Presentation

The Slavic mindset

Maximishin was born in Kerch, Crimea. This peninsula on the edge of the Black Sea is home to the Russian military fleet and, at the time, belonged to the Republic of Ukraine. Until 2014, when it became part of Russia. But origins matter little to Maximishin. He is, first and foremost, a Slav. Early on, he left his homeland to study physics in Leningrad (now Saint Petersburg). And photography? He fell into it during his military service, where he was appointed an army reporter.
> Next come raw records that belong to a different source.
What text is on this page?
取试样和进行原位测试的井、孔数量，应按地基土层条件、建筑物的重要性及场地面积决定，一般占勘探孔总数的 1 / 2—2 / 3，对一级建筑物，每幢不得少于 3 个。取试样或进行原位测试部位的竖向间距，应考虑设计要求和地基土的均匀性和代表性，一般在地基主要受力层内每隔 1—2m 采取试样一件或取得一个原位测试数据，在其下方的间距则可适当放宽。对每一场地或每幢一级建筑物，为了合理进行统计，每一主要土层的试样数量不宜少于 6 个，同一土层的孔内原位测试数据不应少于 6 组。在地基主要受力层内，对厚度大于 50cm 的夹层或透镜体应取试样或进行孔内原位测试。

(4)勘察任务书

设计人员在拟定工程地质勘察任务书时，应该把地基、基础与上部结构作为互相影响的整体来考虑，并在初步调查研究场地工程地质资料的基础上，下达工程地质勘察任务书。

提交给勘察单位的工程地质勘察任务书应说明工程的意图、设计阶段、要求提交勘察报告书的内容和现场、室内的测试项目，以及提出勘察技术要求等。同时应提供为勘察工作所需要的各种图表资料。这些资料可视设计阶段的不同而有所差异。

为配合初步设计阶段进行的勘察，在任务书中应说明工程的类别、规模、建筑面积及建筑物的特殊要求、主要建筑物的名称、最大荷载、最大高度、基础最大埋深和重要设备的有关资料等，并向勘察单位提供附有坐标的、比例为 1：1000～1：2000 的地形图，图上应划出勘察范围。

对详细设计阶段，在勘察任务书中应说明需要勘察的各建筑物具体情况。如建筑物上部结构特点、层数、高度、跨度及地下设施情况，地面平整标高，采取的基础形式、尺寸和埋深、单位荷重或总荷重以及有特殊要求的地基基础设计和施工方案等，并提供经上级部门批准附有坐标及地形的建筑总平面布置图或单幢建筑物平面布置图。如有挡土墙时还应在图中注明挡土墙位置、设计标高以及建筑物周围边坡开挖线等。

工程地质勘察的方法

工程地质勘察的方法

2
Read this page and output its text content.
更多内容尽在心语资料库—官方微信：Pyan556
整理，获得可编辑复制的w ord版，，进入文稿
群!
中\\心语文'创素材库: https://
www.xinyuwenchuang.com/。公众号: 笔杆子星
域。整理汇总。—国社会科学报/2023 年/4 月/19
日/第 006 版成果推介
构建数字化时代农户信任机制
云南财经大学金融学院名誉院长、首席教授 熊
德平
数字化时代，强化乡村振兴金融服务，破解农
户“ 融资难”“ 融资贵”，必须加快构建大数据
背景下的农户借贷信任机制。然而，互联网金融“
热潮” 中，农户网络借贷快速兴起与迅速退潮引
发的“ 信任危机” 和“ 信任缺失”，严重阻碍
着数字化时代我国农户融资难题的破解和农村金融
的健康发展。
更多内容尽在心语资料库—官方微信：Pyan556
Following the collapse of communism, he continued to photograph the schizophrenia of an entire nation, his nation. “Russia is a country without floor or ceiling,” recalls Sergey. “Brilliance and stupidity, poverty and wealth, lowliness and nobility, the good and the bad: there are no limits to any of them.” He draws his images from a society that is proud of its Orthodox religious iconography and unafraid to toy with its Stalin-Marxist past: his photographs include images of naked men in traditional banyas (saunas), a Lenin lookalike on Red Square, and monks in the snow carrying a depiction of Christ. In Russia, you can flirt with both poverty and excess, and wallow in nostalgia or anti-conformism. This journey into the Slavic mindset is marked by a mild folly that Dostoevsky would not disavow.